Jobs do not always proceed
Steps to reproduce
Within a short time using Opencast jobs got stuck twice in a row.
No exceptions in log file
Service tab in admin UI showed the jobs as being queued
I restarted the system but got a bunch of optimistic lock exceptions (which is a known issue). Because of this I am not sure if the database is still in a healthy state.
Breakdown of issue:
The maximum system load is configured to be 2 (1 node, based on available processor cores)
By looking into the mh_job database table, the following job structure could be determined:
SQL query: SELECT * FROM mh_job WHERE mh_job.status IN (0, 2, 7) AND processor_service IS NOT NULL
2063 START_WORKFLOW (state:running, load:0)
4235 START_OPERATION (state:running, load:0)

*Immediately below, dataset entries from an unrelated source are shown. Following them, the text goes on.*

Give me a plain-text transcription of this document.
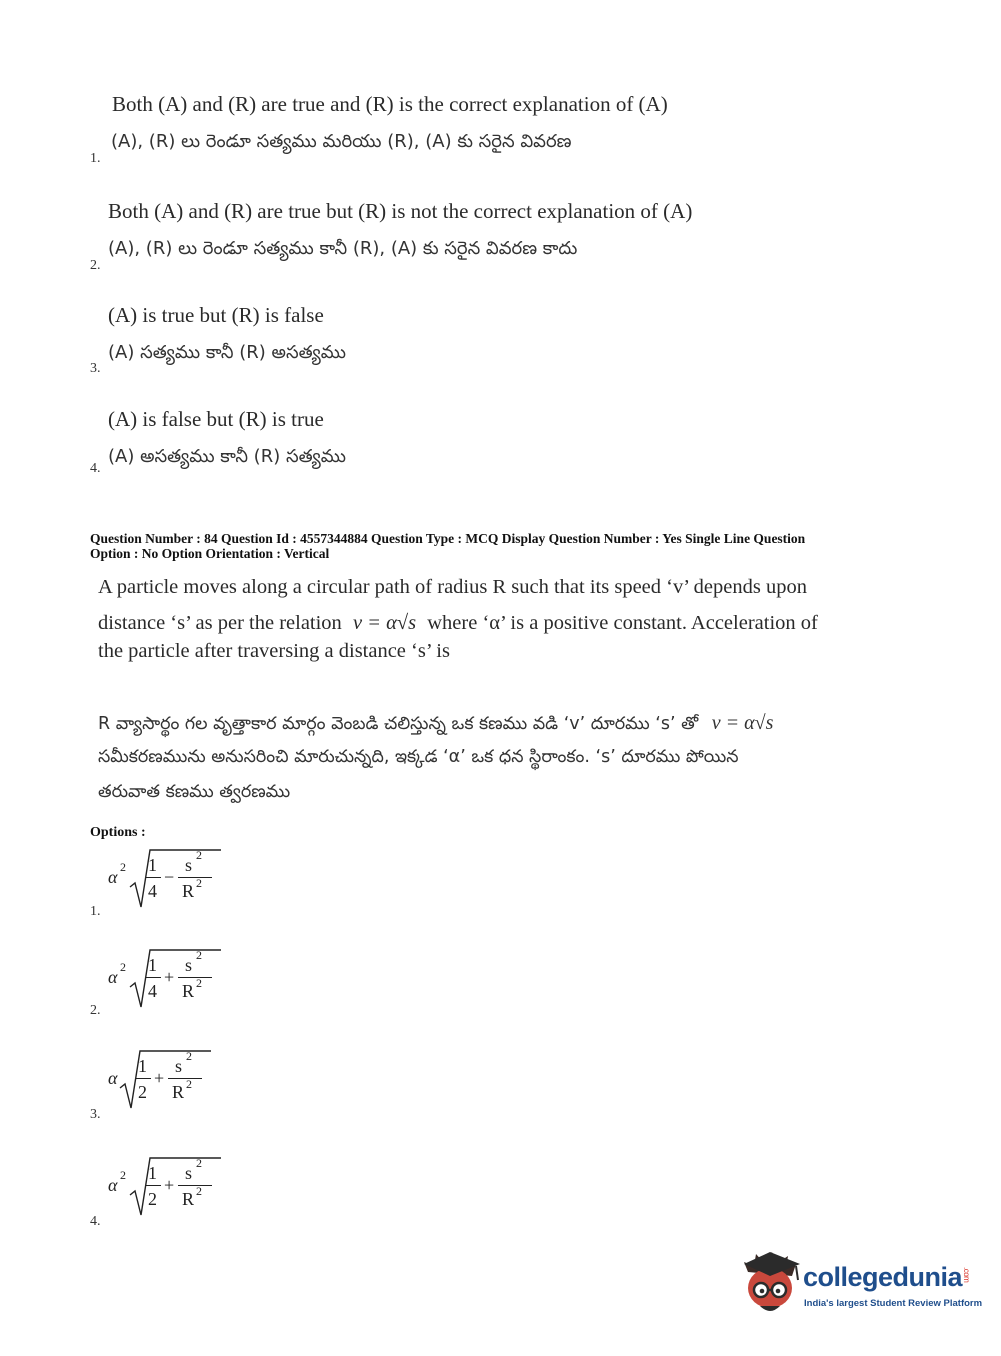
Both (A) and (R) are true and (R) is the correct explanation of (A)
(A), (R) లు రెండూ సత్యము మరియు (R), (A) కు సరైన వివరణ
1.
Both (A) and (R) are true but (R) is not the correct explanation of (A)
(A), (R) లు రెండూ సత్యము కానీ (R), (A) కు సరైన వివరణ కాదు
2.
(A) is true but (R) is false
(A) సత్యము కానీ (R) అసత్యము
3.
(A) is false but (R) is true
(A) అసత్యము కానీ (R) సత్యము
4.
Question Number : 84 Question Id : 4557344884 Question Type : MCQ Display Question Number : Yes Single Line Question
Option : No Option Orientation : Vertical
A particle moves along a circular path of radius R such that its speed ‘v’ depends upon
distance ‘s’ as per the relation v = α√s where ‘α’ is a positive constant. Acceleration of
the particle after traversing a distance ‘s’ is
R వ్యాసార్థం గల వృత్తాకార మార్గం వెంబడి చలిస్తున్న ఒక కణము వడి ‘v’ దూరము ‘s’ తో v = α√s
సమీకరణమును అనుసరించి మారుచున్నది, ఇక్కడ ‘α’ ఒక ధన స్థిరాంకం. ‘s’ దూరము పోయిన
తరువాత కణము త్వరణము
Options :
α 2 1
4
−
s 2
R 2
1.
α 2 1
4
+
s 2
R 2
2.
α
1
2
+
s 2
R 2
3.
α 2 1
2
+
s 2
R 2
4.
collegedunia.com
India's largest Student Review Platform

4241 Publish (state:runnig, load:1)
2058 START_WORKFLOW (state:running, load:0)
4244 START_OPERATION (state:running, load:0)
4264 Publish (state:running, load:1)
4273 Distribute (state:queued, load:1)
By looking at this, it gets obvious that the system can no longer execute any jobs. The current load (3) is already above the allowed maximum node load (2) and therefore, no other jobs get dispatched anymore.
Relieving the system from the deadlock was as easy as setting the load of the affected jobs to 0. Processing continued immediately after the manual change in the database.
I created a diagram of how job dispatching works and extended it with with the solutions to fix this ticket and MH-11655.